Closed TwentyFourMinutes closed 3 years ago
Historically, we've just used "split on" for this. We could enforce that the correct number of split indicators (nominal or ordinal) is included, for example:
[Command(...)]
[SplitOn("Id")]
List<(Customer, Order)> GetCustomerOrders(...)
If we're talking about different things, maybe add an example?

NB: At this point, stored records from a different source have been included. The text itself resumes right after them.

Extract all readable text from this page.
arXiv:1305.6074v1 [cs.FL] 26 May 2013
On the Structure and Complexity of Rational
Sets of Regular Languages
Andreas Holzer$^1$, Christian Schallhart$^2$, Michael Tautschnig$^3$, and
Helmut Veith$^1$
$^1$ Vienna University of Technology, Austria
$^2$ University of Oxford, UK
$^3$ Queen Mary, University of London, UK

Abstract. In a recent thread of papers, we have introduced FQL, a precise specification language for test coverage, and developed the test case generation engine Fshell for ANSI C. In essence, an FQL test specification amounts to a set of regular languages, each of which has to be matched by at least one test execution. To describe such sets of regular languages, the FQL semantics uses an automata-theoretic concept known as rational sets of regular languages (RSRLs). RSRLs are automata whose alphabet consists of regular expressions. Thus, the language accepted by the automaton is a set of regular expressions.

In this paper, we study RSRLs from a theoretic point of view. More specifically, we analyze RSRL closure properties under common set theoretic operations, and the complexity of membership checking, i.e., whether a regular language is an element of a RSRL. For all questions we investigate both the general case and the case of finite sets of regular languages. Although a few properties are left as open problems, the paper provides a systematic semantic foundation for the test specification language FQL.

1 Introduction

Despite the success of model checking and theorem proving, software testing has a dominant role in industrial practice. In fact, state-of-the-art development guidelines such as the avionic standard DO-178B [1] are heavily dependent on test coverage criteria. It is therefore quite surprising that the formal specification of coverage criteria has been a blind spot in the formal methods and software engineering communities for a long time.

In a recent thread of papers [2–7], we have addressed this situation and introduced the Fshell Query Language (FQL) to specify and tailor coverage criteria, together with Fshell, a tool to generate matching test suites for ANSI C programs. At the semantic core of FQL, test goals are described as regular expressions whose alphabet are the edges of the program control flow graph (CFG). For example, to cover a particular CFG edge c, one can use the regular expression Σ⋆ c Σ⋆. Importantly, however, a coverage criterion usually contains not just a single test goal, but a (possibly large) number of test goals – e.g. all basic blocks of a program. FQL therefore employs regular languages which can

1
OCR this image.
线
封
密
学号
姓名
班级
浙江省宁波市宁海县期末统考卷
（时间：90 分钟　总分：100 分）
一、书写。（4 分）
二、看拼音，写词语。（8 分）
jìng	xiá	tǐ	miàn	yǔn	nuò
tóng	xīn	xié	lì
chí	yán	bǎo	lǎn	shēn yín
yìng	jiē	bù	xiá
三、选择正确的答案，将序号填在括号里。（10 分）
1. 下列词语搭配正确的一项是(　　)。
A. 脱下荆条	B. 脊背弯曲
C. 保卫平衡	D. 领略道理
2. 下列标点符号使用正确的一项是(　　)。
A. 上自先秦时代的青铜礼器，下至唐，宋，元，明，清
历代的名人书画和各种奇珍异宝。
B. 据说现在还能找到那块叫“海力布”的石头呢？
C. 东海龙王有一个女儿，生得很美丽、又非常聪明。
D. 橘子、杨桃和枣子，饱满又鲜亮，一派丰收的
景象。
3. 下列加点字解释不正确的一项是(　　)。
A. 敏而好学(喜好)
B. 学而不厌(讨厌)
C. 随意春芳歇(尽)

That is almost what I meant, the examples on this website show it pretty good. Here would be a snippet of it:
using (var connection = new SQLiteConnection(connString))
{
var sql = @"select productid, productname, p.categoryid, categoryname
from products p
inner join categories c on p.categoryid = c.categoryid";
var products = await connection.QueryAsync<Product, Category, Product>(sql, (product, category) => {
product.Category = category; // This is the important part.
return product;
}, splitOn: "CategoryId" );
products.ToList().ForEach(product => Console.WriteLine($"Product: {product.ProductName}, Category: {product.Category.CategoryName}"));
Console.ReadLine();
}
Parsers defined through the QueryAsync
API, would need some place to go to.
Fun thing; we had to do that at the time because there wasn't good value tuple support at the time, which meant we had to offer this to allow you to return one value. In all honesty, if I was writing that API today (which I sort-of-am, in DapperAOT), I would just so it like I showed above. If you want to do the mapping bit: that's up to you.
Oh I see, that makes a lot of sense. Thanks for the insights though!
I have thought of generating the parser/materializers AOT as well for quite some time even more with the rise of Source Generators. However I was never able to figure out how one would implement it. Therefor I am curious on how you would solve this, especially in terms of the configuration.